Disseram então, as duas senhoras que, tendo vindo á cidade, ouviram falar tanto grátis sobre o ensino primário, tão diverso do seu tempo, e desejavam assistir a algumas aulas do grupo.

E quando a professora se desculpou de haver poucos alunos, nesse dia, uma das velhas disse que em seu tempo, era a mais díficil tarefa conseguir que os alunos comparecessem á escola.

— Como a senhora consegue tamanha frequência?

D. Mariquinhas respondeu muito naturalmente:

— Se a senhora voltar aqui, e assistir ás minhas aulas, verá que tudo se consegue, facilmente, das crianças. Notará que quase todas não se esqueceram de trazer uma florzinha para a aula, e as lições bem preparadas. Hoje, minha senhora, é um castigo em casa para o menino, que ele não vem ao grupo, quando, sei que, antigamente, os meninos choravam para não ir á escola. O meu dever levantar o mais possível o nível moral dos nossos patricinhos, de modo a torna-los briosos, educados, sensíveis aos actos nobres. E como nenhum castigo corporal é agora permitido...

— Então aqui não há palmatoria?

D. Mariquinhas respondeu com veemência: — Oh, minha senhora! Castigar uma criança é assassinar um homem. Pois, acha que um menino que é espancado pelo mestre, ainda mais na presença de seus companheiros, possa tornar-se por isso, um bom aluno, sem odiar o professor, e sem conservar uma sombra mil de humilhação, quando for homem? Mas, as senhoras, acrescentou, mais serenamente, vieram para observar algumas vantagens do moderno sistema de ensino, como demonstra o programa dos grupos. Pelo horário de hoje, devemos ter uma aula, lição de moral cívica.

Voltando-se para os alunos, disse-lhes:

— Amanhã é o dia 14 de julho, um dia feriado. Que significa esse dia?

Muitos alunos responderam: A tomada da Bastilha.

D. Mariquinhas: — Isso mesmo. E qual de vocês é capaz de explicar porque nós também festejamos esse dia?

Diversos alunos levantam a mão direita:

— Eu.

A professora, muito benevolamente, lhes disse:

— Mas nem todos podem falar ao mesmo tempo, sobre o 14 de julho.
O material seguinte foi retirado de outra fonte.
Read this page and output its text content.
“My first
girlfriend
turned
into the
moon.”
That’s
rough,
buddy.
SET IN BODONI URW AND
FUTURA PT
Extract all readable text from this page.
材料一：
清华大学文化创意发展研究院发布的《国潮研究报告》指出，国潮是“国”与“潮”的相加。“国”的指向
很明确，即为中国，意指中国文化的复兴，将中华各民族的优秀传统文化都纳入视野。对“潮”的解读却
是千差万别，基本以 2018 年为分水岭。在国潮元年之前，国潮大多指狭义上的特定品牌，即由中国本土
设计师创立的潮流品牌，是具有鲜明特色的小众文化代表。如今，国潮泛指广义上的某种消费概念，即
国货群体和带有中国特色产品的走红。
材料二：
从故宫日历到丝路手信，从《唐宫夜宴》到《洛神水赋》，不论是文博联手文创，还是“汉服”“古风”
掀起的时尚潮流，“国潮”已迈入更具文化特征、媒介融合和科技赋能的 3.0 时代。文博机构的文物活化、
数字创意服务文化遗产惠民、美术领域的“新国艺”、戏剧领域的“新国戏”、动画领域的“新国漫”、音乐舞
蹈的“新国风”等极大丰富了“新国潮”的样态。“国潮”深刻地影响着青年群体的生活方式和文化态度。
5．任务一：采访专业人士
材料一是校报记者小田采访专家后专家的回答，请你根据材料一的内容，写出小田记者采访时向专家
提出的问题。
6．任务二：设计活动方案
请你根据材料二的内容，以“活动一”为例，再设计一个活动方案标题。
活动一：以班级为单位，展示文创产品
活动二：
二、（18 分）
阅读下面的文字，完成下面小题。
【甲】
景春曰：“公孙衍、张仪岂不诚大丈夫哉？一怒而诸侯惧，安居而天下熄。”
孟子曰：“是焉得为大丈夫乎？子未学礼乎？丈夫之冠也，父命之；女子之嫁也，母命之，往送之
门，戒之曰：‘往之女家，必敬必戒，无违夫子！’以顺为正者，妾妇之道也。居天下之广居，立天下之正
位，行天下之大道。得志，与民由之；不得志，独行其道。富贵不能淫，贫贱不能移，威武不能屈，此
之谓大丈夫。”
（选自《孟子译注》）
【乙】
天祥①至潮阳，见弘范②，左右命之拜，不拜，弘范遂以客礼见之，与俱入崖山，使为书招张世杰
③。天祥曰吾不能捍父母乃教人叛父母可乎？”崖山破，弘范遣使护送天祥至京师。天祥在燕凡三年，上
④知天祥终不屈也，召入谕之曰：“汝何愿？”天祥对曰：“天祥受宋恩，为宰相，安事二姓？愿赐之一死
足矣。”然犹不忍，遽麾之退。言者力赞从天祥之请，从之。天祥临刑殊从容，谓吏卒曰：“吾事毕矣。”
Vá você, Justinho, por ser o menor da classe.

Tornou as senhoras, acrescentou, voltando-se para as relevadas visitantes, que esta aula é do segundo ano.

Levantou-se o Justinho e falou com muito desembaraço:

— Havia em Paris da França uma grande fortaleza, chamada Bastilha, onde o rei mandava prender todos os que lhe aborreciam. E no dia 14 de julho, o povo, que já estava ficando muito republicano, entendeu que aquilo era um descalabro, e justamente quando a praça esteve tapada de gente, arrasou e esmigalhou a Bastilha, e depois pôs o rei em outra prisão. Depois disto, a França ficou republica.

E' por esse motivo que nós brasileiros somos tão amigos da França.

Uma das senhoras, (chamava-se d. Exclastica), exclamou espantada: — Com efeito! Como é que este quiristo já sabe destas coisas, gente, sendo apenas do segundo ano!?

Assim, quando ele chegar ao ultimo, já terá quase um doutor!...

— Nem tanto, obtemperou a professora. Mas, como a senhora sabe melhor do que eu, antigamente a escola apenas se ensinava a ler, por meio da soletração, um modo tão condenado agora; a escrever, as quatro operações, e a doutrina cristã, e tudo isso, poder de muita pancada nas pobres criancinhas, desanimando-as, e por isso tinham elas verdadeiro horror á escola. Hoje, sem fatigar a inteligência do menino, intercalando as ideias com os cantos e exercícios de ginástica, recreio, aulas curtas para lhes não cansar o espirito, conseguimos verdadeiros milagres, créa-me.

— No meu tempo, disse d. Anna, era uma piedade ver aquelas criancinhas tão magrinhas, descalças, vindas de longe, ás vezes, d'alguma casinha á beira córrego, meia légua da escola.

Uma até foi mordida por uma jararaca, no caminho. Morreu muito distante da minha aula, e chegou já meio morta, carregada por seis homens e só durou um dia. Outras vinham da escola mortas de fome, porque eu não podia dar quitanda a elas todas, muito tendo que caminhar meia légua até chegarem á casa.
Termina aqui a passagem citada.